The Performance Units granted on January 2, 2013 by the Compensation Committee to the named executive officers pursuant to a Performance Unit Award Agreement are as follows: Timothy A. Leach, 37,051 Performance Units; Darin G. Holderness, 11,115 Performance Units; Matthew G. Hyde, 11,115 Performance Units; and E. Joseph Wright, 18,525 Performance Units.
A copy of the form of Performance Unit Award Agreement is attached hereto as Exhibit 10.1 and is incorporated by reference herein in its entirety. The foregoing description of the Performance Unit Award Agreement is qualified in its entirety by reference to the complete text of the Performance Unit Award Agreement.
Separation and Release Agreement
The Company previously reported that on February 28, 2012, Jack F. Harper, the Company's Senior Vice President and Chief of Staff, announced his intention to retire from the Company effective December 31, 2012. On January 2, 2013 and in connection with his retirement, the Company entered into a Separation and Release Agreement (the "Separation Agreement") with Mr. Harper.

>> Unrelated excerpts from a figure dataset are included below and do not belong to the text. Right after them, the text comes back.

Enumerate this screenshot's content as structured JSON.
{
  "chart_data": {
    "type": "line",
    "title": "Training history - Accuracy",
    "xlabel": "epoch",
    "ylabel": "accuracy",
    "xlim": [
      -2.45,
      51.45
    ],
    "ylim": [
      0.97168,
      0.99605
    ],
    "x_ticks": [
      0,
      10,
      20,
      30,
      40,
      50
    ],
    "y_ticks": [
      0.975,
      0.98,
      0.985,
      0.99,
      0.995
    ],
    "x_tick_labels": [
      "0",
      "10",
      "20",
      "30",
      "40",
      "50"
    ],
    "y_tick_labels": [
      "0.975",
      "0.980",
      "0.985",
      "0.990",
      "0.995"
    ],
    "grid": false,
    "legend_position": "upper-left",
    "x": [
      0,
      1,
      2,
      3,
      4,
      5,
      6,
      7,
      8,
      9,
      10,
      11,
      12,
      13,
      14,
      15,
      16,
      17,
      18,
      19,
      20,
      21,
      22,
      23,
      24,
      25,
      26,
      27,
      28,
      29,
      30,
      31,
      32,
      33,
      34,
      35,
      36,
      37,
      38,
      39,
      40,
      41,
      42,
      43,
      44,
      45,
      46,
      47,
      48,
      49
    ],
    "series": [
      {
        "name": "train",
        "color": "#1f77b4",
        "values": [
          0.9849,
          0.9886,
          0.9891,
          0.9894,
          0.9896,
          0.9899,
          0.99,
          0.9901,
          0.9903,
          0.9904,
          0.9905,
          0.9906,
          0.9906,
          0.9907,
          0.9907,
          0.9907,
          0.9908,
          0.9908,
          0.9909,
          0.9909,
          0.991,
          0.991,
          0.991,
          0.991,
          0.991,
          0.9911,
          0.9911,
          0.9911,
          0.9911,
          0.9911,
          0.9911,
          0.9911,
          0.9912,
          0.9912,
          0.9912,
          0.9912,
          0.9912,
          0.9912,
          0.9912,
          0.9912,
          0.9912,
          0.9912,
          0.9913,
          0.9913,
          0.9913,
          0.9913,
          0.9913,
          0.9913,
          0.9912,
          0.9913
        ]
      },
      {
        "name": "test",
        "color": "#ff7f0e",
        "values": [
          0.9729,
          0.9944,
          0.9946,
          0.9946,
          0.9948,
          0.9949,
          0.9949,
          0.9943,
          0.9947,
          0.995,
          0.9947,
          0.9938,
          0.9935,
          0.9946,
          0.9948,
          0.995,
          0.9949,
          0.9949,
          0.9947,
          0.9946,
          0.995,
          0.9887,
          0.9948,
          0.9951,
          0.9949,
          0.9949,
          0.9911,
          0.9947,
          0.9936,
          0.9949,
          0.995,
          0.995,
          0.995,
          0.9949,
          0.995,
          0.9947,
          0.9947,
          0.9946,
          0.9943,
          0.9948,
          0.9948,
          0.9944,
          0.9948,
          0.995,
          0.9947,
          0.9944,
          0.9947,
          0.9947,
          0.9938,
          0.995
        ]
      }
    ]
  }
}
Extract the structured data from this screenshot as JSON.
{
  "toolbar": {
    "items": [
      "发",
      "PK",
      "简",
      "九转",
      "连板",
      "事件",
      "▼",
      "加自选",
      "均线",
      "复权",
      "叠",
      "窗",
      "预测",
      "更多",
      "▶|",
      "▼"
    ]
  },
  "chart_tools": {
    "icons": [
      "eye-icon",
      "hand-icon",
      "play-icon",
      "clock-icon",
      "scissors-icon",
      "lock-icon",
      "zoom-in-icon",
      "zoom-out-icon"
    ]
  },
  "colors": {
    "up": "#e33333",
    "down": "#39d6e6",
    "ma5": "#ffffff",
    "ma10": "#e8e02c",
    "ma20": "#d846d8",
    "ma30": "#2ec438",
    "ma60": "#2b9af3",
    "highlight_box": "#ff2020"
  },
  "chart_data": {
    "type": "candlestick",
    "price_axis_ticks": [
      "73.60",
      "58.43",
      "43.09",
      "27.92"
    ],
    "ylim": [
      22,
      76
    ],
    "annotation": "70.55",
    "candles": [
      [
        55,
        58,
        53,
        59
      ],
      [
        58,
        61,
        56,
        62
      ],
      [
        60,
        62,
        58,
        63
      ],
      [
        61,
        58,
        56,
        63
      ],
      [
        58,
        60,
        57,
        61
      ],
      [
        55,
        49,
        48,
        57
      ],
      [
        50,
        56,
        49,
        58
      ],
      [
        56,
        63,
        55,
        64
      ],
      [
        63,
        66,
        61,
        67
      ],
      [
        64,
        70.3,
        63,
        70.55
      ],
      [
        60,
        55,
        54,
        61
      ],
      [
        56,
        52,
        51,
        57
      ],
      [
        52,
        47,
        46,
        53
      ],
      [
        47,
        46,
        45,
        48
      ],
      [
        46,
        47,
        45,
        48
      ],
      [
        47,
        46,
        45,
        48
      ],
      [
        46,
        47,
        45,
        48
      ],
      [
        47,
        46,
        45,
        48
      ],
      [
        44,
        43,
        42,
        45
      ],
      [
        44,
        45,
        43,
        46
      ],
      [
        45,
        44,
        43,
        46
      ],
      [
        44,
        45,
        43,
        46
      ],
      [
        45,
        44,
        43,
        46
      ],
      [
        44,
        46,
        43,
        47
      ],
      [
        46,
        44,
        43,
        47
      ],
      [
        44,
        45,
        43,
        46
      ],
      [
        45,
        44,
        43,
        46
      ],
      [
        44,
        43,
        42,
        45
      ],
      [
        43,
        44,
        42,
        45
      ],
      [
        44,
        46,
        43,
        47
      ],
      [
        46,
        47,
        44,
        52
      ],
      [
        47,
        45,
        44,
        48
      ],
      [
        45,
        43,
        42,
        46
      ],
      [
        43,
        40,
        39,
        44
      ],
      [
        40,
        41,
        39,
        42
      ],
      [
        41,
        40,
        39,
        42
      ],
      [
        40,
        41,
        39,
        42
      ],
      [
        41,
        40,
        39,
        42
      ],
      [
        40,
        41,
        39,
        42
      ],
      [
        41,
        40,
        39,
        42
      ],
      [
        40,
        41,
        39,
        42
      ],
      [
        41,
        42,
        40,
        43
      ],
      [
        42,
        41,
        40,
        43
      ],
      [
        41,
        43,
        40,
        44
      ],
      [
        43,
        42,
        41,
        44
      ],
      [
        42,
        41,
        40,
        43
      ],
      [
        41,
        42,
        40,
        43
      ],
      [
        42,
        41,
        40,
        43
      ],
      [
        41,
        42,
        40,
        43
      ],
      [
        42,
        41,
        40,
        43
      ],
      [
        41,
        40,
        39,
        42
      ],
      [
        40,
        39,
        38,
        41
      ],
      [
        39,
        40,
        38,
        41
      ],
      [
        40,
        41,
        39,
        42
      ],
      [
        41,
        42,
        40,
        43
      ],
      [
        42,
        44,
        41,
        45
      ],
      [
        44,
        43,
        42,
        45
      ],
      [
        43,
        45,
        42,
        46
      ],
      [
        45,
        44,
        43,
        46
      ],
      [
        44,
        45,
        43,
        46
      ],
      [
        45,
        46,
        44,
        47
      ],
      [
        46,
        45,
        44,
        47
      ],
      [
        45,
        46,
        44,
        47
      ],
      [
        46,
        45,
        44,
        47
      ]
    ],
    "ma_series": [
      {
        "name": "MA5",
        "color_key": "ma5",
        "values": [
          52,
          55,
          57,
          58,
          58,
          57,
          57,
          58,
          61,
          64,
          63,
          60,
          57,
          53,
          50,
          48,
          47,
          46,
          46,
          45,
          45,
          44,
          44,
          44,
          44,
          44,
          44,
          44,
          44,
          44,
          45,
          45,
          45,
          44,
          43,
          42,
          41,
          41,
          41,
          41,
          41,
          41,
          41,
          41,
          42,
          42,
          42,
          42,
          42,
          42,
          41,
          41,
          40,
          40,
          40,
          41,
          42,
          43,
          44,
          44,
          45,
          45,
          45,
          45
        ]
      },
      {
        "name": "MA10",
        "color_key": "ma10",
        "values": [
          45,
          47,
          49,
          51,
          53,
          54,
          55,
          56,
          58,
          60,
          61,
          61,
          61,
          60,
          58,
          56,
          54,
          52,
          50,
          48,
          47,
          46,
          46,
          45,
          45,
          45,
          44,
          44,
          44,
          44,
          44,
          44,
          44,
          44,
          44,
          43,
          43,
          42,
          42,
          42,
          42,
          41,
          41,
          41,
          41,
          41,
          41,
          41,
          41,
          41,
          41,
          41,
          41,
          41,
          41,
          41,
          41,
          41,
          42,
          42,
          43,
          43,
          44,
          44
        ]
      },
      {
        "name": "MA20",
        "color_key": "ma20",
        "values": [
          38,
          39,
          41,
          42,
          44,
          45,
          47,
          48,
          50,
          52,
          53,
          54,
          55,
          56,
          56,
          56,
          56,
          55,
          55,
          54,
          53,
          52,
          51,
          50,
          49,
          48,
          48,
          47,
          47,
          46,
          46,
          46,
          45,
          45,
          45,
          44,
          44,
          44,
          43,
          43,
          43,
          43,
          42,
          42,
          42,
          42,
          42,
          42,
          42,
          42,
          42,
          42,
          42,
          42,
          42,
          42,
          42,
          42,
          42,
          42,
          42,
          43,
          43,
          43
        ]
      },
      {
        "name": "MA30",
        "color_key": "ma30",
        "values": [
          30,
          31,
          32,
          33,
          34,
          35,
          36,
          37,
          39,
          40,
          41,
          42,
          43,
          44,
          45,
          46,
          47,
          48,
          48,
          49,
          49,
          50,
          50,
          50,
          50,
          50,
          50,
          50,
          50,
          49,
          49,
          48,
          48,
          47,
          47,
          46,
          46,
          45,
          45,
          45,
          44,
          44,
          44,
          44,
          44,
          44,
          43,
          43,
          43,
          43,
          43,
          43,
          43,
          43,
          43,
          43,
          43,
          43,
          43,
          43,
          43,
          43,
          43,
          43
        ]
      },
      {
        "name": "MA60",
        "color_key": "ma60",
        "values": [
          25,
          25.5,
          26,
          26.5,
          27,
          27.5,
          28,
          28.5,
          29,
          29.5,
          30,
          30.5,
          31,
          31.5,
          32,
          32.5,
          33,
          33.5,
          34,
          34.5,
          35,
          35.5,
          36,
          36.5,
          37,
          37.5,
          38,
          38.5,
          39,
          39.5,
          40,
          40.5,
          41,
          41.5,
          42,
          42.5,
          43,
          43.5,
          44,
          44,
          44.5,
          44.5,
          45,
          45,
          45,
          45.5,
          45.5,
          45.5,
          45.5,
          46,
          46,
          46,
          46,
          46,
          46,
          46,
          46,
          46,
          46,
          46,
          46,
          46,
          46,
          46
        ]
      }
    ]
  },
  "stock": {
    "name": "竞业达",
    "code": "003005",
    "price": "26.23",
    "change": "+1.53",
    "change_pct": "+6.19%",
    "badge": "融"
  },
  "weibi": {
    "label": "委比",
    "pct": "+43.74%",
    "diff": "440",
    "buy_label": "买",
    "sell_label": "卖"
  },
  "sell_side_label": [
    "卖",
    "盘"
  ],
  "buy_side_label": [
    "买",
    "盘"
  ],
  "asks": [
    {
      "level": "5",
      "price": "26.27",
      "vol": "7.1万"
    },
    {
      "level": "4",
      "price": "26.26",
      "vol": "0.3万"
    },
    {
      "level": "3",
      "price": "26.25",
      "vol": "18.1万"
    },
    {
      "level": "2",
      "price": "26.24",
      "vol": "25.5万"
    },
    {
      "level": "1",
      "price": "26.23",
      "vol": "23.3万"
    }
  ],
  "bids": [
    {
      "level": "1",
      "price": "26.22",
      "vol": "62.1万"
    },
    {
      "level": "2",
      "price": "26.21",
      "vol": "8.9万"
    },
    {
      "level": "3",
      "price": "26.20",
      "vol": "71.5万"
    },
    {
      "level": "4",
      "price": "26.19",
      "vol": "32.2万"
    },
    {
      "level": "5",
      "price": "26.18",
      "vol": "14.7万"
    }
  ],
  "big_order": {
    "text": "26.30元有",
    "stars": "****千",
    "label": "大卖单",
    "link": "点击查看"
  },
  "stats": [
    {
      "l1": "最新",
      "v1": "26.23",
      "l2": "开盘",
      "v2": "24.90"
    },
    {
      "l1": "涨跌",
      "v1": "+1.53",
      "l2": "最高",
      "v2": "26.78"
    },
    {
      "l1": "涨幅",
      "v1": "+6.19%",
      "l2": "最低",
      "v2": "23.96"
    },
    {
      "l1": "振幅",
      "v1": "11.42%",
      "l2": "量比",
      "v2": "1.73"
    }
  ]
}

Pursuant to the Separation Agreement, Mr. Harper will be entitled to receive
(a) a lump sum payment of $400,000, (b) accelerated vesting of 12,146 shares of
restricted stock, and (c) accelerated vesting of stock options covering 3,272
shares of common stock. Pursuant to the Separation Agreement, Mr. Harper's
employment with the Company ended on January 2, 2013 and, in connection with
such termination of the employment relationship, Mr. Harper acknowledged
forfeiture of his remaining unvested shares of restricted stock. Mr. Harper also
granted the Company a general release of liability and claims. Finally, the
Separation Agreement subjects Mr. Harper to customary cooperation,
non-disparagement, non-solicitation and confidentiality obligations.
(d) Exhibits.
Exhibit No. Description of Exhibit
10.1 Form of Performance Unit Award Agreement.